The UK’s exit from the European Union, or “Brexit,” could lead to a loss of business for Lloyd’s of London unless the UK government is able to negotiate passporting arrangements to maintain access to the European Economic Area (EEA)*, according to a report published by Fitch.

Without passporting rights, UK insurers wishing to underwrite risks from the EEA would need to set up entities in the EEA, which could lead to business moving away from the Lloyd’s platform, Fitch affirmed in its “London Market Dashboard – 1H16 Results.”

In 2015 the EEA accounted for £2.9 billion ($3.7 billion) or 11 percent of Lloyd’s gross written premium.

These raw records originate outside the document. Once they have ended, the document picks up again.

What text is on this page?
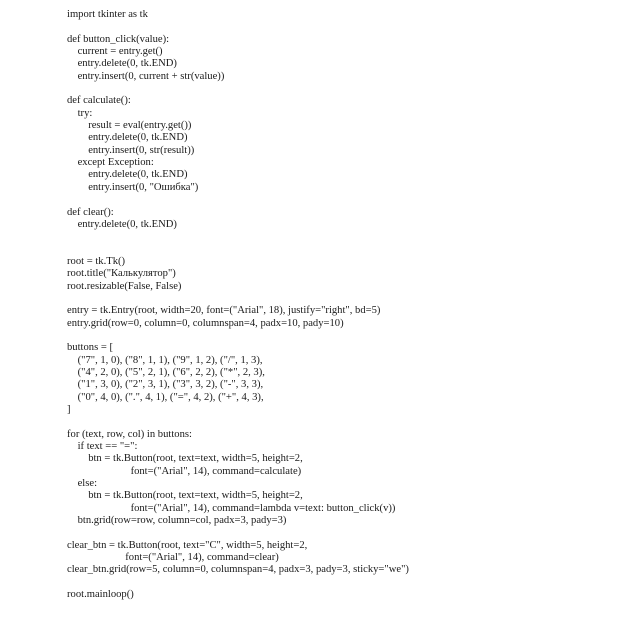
import tkinter as tk
def button_click(value):
current = entry.get()
entry.delete(0, tk.END)
entry.insert(0, current + str(value))
def calculate():
try:
result = eval(entry.get())
entry.delete(0, tk.END)
entry.insert(0, str(result))
except Exception:
entry.delete(0, tk.END)
entry.insert(0, "Ошибка")
def clear():
entry.delete(0, tk.END)
root = tk.Tk()
root.title("Калькулятор")
root.resizable(False, False)
entry = tk.Entry(root, width=20, font=("Arial", 18), justify="right", bd=5)
entry.grid(row=0, column=0, columnspan=4, padx=10, pady=10)
buttons = [
("7", 1, 0), ("8", 1, 1), ("9", 1, 2), ("/", 1, 3),
("4", 2, 0), ("5", 2, 1), ("6", 2, 2), ("*", 2, 3),
("1", 3, 0), ("2", 3, 1), ("3", 3, 2), ("-", 3, 3),
("0", 4, 0), (".", 4, 1), ("=", 4, 2), ("+", 4, 3),
]
for (text, row, col) in buttons:
if text == "=":
btn = tk.Button(root, text=text, width=5, height=2,
font=("Arial", 14), command=calculate)
else:
btn = tk.Button(root, text=text, width=5, height=2,
font=("Arial", 14), command=lambda v=text: button_click(v))
btn.grid(row=row, column=col, padx=3, pady=3)
clear_btn = tk.Button(root, text="C", width=5, height=2,
font=("Arial", 14), command=clear)
clear_btn.grid(row=5, column=0, columnspan=4, padx=3, pady=3, sticky="we")
root.mainloop()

The Fitch dashboard also covered the following topics:

  • Premium rates. In H1 2016, premium rates for London market insurers continued to fall, particularly for marine and energy and for property lines, Fitch said. “Some insurers have attempted to mitigate this by diversifying into specialty lines, where rates have held up better, but we believe this could lead to price falls in these lines as well.”
  • Reserve releases.Reserve releases continue to support earnings for London market insurers. Fitch pointed to the example of Hiscox, which reported strong reserve releases that reduced its combined ratio by 13 percentage points in H1 2016 (H1 2015: 17ppts).
  • Catastrophe losses.While there was a slight uptick in catastrophe losses in H1 2016, aggregated catastrophe losses were within London market insurers’ budgets, said Fitch’s dashboard.
  • Investment returns.London market companies reported slightly improved investment returns in H1 2016 compared with H1 2015, driven by gains on fixed-income investments as yields declined, particularly following the outcome in the referendum on EU membership. “However, we do not expect such gains to contribute to returns on an ongoing basis, and we expect low yields to be a drag on profitability.”
  • Capitalization.The majority of London market insurers hold strong levels of risk-adjusted capital supported by retained earnings and conservative investment portfolios, Fitch said. “Most London market insurers have not yet published their Solvency II coverage ratios but we expect all major players to maintain strong ratios.”

Source: Fitch

* As an economic and political union of 28 countries, the European Union operates as a single market, which allows free movement of goods, capital, services and people among member states. The European Economic Area (EEA), includes 28 EU countries as well as Iceland, Liechtenstein and Norway, which are also part of the EU’s single market. Switzerland is not a member of the EU or the EEA, but became part of the single market as a result of bilateral agreements.